My question concerns the word πύθωνος (Textus Receptus) and πύθωνα (NA28).

  1. What is the manuscript evidence in favor of each reading?
  2. What is the meaning of πύθωνος in the Textus Receptus?
  3. What is the meaning of πύθωνα in the NA28?

1 Answer 1


Manuscript Evidence

As far as manuscript evidence goes, Metzger offers the following:

  • πύθωνα appears in P74 א A B C* D* 81 326 1837 vg arm

  • πύθωνος appears in P45 C3 D2 E H L P most minuscules it syr

He prefers πύθωνα on what he sees as the harder reading.1

Translation and Meaning

Fitzmyer renders the former, being in the accusative, literally as "a little girl having a python spirit" or "a python as spirit", with the latter (in the genitive) as "the spirit of a python."2

In either case, both he and L. T. Johnson3 go on to explain that (per Plutarch) the pythōn was a mythical serpent or dragon slain by Apollo, that came to be associated with the Deplhic oracle as a guardian and the basis for one of the names of the prophetesses there. And so with its association to the oracle, the term came to denote a spirit of divination or a soothsayer.

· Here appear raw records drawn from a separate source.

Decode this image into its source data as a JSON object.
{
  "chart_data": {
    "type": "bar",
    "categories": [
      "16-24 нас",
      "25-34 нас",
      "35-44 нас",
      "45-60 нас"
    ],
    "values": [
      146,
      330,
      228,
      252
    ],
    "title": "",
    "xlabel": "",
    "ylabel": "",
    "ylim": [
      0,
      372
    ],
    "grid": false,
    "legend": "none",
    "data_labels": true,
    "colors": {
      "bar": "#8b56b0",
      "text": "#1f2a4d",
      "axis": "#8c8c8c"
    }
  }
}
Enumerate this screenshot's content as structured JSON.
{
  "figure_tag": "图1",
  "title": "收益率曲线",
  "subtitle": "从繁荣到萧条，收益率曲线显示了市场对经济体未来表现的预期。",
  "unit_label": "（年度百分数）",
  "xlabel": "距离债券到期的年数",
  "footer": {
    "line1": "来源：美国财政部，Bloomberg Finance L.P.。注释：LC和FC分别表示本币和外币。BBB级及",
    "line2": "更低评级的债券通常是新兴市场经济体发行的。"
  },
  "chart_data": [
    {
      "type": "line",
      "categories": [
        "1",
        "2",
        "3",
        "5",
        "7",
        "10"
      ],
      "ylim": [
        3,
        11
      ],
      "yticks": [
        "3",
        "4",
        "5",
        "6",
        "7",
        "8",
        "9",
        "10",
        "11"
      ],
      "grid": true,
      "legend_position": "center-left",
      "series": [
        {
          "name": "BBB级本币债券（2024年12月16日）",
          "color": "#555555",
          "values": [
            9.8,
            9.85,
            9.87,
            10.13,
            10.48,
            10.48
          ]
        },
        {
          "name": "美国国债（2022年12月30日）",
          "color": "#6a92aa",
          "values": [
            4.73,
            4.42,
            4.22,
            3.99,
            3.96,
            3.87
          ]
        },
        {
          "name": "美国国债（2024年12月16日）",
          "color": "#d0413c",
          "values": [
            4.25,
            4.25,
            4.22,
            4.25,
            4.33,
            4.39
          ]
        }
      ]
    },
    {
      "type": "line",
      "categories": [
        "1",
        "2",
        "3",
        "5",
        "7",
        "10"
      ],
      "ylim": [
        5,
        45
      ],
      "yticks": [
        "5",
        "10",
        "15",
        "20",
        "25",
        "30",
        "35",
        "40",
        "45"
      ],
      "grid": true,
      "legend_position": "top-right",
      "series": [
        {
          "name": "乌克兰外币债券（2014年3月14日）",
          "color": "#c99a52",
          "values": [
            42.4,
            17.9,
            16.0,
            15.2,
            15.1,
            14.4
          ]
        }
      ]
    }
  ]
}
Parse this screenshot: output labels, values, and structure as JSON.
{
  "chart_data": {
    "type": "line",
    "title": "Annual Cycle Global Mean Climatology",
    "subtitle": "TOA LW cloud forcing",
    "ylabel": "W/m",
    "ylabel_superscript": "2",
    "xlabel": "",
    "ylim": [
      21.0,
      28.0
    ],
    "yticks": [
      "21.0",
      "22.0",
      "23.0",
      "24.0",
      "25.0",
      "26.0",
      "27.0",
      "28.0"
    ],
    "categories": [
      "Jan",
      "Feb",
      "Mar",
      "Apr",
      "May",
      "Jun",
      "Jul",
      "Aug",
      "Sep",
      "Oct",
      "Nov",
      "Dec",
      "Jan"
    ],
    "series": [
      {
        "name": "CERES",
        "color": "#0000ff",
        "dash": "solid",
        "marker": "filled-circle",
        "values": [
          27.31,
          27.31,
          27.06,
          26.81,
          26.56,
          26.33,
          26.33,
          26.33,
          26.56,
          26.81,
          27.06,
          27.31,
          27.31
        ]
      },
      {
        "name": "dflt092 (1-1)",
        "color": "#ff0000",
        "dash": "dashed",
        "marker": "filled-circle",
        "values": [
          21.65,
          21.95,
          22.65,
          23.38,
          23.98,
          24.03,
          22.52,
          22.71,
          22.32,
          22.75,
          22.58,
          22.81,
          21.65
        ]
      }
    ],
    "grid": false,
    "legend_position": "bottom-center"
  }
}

  1. Metzger, B. M., United Bible Societies. (1994). A textual commentary on the Greek New Testament, second edition a companion volume to the United Bible Societies’ Greek New Testament (4th rev. ed.) (p. 396). London; New York: United Bible Societies.

  2. Fitzmyer, J. A. (2008). The Acts of the Apostles: a new translation with introduction and commentary (Vol. 31, p. 586). New Haven; London: Yale University Press.

  3. Johnson, L. T. (1992). The Acts of the Apostles. (D. J. Harrington, Ed.) (Vol. 5, p. 293). Collegeville, MN: The Liturgical Press.

  • 1
    Nice. :) Might help to point out that the difference is one of accusative (-ωνα) which is then, I guess, appositional with πνεῦμα which is also accusative ("having a spirit, i.e., a python spirit...") vs. genetive (-ωνος) which is definitely the easier ("the spirit of a python") -- which is of course the alternative that Fitzmyer offers. It seems not much has changed here since the Expositor's Greek except the preference for the more difficult reading rather than the easier (and, perhaps, expected) one.
    – Dɑvïd
    Feb 28, 2015 at 22:26
  • @Davïd Yeah, as well, Pervo sees πνεῦμα πύθωνα as redundant - πύθωνα already containing the idea of a spirit - and thinks that explains the correction to πύθωνος in D and P45.